May 5 (Reuters) – ServiceNow Inc and Adobe Inc said on Tuesday they will make their software systems work together in an effort to improve apps used by customer service representatives.
ServiceNow has long made software that large businesses use to field internal requests from employees to their information technology departments, but in recent years has branched into selling similar software for use by customer service departments to handle requests from external customers.
Adobe, once known for its Photoshop digital imaging software, has shifted to become a major seller of cloud-based software that large businesses use to carry out digital marketing campaigns, giving it data on what consumers like and dislike about a given brand.
Under the new partnership, when a customer contacts a brand using the ServiceNow and Adobe systems, the customer service agent will be able to see a profile of the customer, including what they’ve purchased or tried to find help with on a website in the past, pulled together by Adobe. The goal is to better prepare the agent to handle the customer’s request.

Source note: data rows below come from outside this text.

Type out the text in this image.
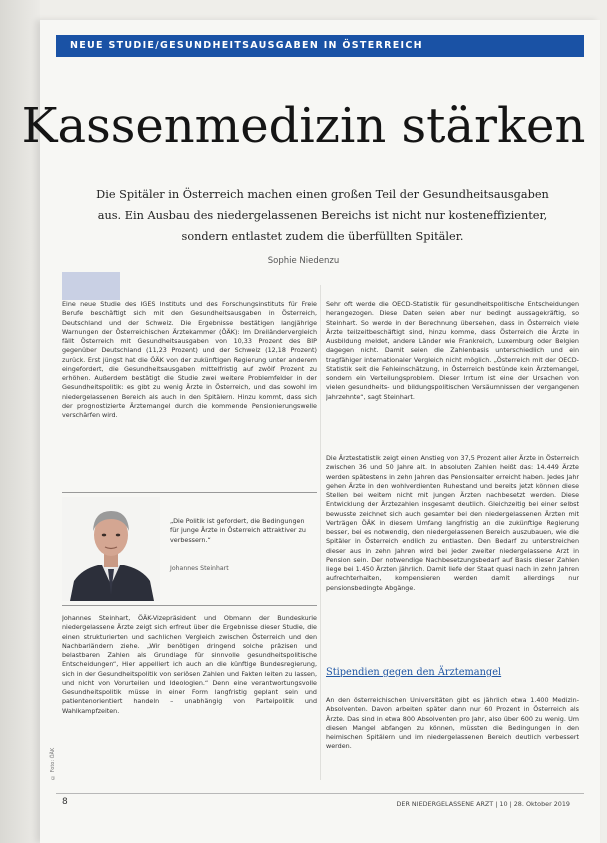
NEUE STUDIE/GESUNDHEITSAUSGABEN IN ÖSTERREICH
Kassenmedizin stärken
Die Spitäler in Österreich machen einen großen Teil der Gesundheitsausgaben aus. Ein Ausbau des niedergelassenen Bereichs ist nicht nur kosteneffizienter, sondern entlastet zudem die überfüllten Spitäler.
Sophie Niedenzu

Eine neue Studie des IGES Instituts und des Forschungsinstituts für Freie Berufe beschäftigt sich mit den Gesundheitsausgaben in Österreich, Deutschland und der Schweiz. Die Ergebnisse bestätigen langjährige Warnungen der Österreichischen Ärztekammer (ÖÄK): Im Dreiländervergleich fällt Österreich mit Gesundheitsausgaben von 10,33 Prozent des BIP gegenüber Deutschland (11,23 Prozent) und der Schweiz (12,18 Prozent) zurück. Erst jüngst hat die ÖÄK von der zukünftigen Regierung unter anderem eingefordert, die Gesundheitsausgaben mittelfristig auf zwölf Prozent zu erhöhen. Außerdem bestätigt die Studie zwei weitere Problemfelder in der Gesundheitspolitik: es gibt zu wenig Ärzte in Österreich, und das sowohl im niedergelassenen Bereich als auch in den Spitälern. Hinzu kommt, dass sich der prognostizierte Ärztemangel durch die kommende Pensionierungswelle verschärfen wird.

„Die Politik ist gefordert, die Bedingungen für junge Ärzte in Österreich attraktiver zu verbessern.“
Johannes Steinhart

Johannes Steinhart, ÖÄK-Vizepräsident und Obmann der Bundeskurie niedergelassene Ärzte zeigt sich erfreut über die Ergebnisse dieser Studie, die einen strukturierten und sachlichen Vergleich zwischen Österreich und den Nachbarländern ziehe. „Wir benötigen dringend solche präzisen und belastbaren Zahlen als Grundlage für sinnvolle gesundheitspolitische Entscheidungen“, Hier appelliert ich auch an die künftige Bundesregierung, sich in der Gesundheitspolitik von seriösen Zahlen und Fakten leiten zu lassen, und nicht von Vorurteilen und Ideologien.“ Denn eine verantwortungsvolle Gesundheitspolitik müsse in einer Form langfristig geplant sein und patientenorientiert handeln – unabhängig von Parteipolitik und Wahlkampfzeiten.

Sehr oft werde die OECD-Statistik für gesundheitspolitische Entscheidungen herangezogen. Diese Daten seien aber nur bedingt aussagekräftig, so Steinhart. So werde in der Berechnung übersehen, dass in Österreich viele Ärzte teilzeitbeschäftigt sind, hinzu komme, dass Österreich die Ärzte in Ausbildung meldet, andere Länder wie Frankreich, Luxemburg oder Belgien dagegen nicht. Damit seien die Zahlenbasis unterschiedlich und ein tragfähiger internationaler Vergleich nicht möglich. „Österreich mit der OECD-Statistik seit die Fehleinschätzung, in Österreich bestünde kein Ärztemangel, sondern ein Verteilungsproblem. Dieser Irrtum ist eine der Ursachen von vielen gesundheits- und bildungspolitischen Versäumnissen der vergangenen Jahrzehnte“, sagt Steinhart.

Die Ärztestatistik zeigt einen Anstieg von 37,5 Prozent aller Ärzte in Österreich zwischen 36 und 50 Jahre alt. In absoluten Zahlen heißt das: 14.449 Ärzte werden spätestens in zehn Jahren das Pensionsalter erreicht haben. Jedes Jahr gehen Ärzte in den wohlverdienten Ruhestand und bereits jetzt können diese Stellen bei weitem nicht mit jungen Ärzten nachbesetzt werden. Diese Entwicklung der Ärztezahlen insgesamt deutlich. Gleichzeitig bei einer selbst bewusste zeichnet sich auch gesamter bei den niedergelassenen Ärzten mit Verträgen ÖÄK in diesem Umfang langfristig an die zukünftige Regierung besser, bei es notwendig, den niedergelassenen Bereich auszubauen, wie die Spitäler in Österreich endlich zu entlasten. Den Bedarf zu unterstreichen dieser aus in zehn Jahren wird bei jeder zweiter niedergelassene Arzt in Pension sein. Der notwendige Nachbesetzungsbedarf auf Basis dieser Zahlen liege bei 1.450 Ärzten jährlich. Damit liefe der Staat quasi nach in zehn Jahren aufrechterhalten, kompensieren werden damit allerdings nur pensionsbedingte Abgänge.

Stipendien gegen den Ärztemangel

An den österreichischen Universitäten gibt es jährlich etwa 1.400 Medizin-Absolventen. Davon arbeiten später dann nur 60 Prozent in Österreich als Ärzte. Das sind in etwa 800 Absolventen pro Jahr, also über 600 zu wenig. Um diesen Mangel abfangen zu können, müssten die Bedingungen in den heimischen Spitälern und im niedergelassenen Bereich deutlich verbessert werden.

© Foto: ÖÄK
8	DER NIEDERGELASSENE ARZT | 10 | 28. Oktober 2019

The deal aims to “address the consumer expectation that wherever I hit that brand, whether it’s through a customer service app, a website or a store, I want them to know me and show me the right experience,” Amit Ahuja, vice president of ecosystem development at Adobe, said in an interview.
Michael Ramsey, vice president of product for customer workflows at ServiceNow, said customer service departments can use the additional data to resolve customer requests more quickly.
“Consumers want what they want, and they want it now,” he said.
Paul Greenberg, managing principal of analyst firm The 56 Group, said the partnership will help both companies. While Adobe has a major partnership with Microsoft Corp to blend its marketing data into Microsoft’s software for sales people, the ServiceNow deal is Adobe’s first big foray into the world of customer service software. And while ServiceNow has experience helping companies route internal requests to the right place, it is relatively new to helping its customer base field questions from external consumers.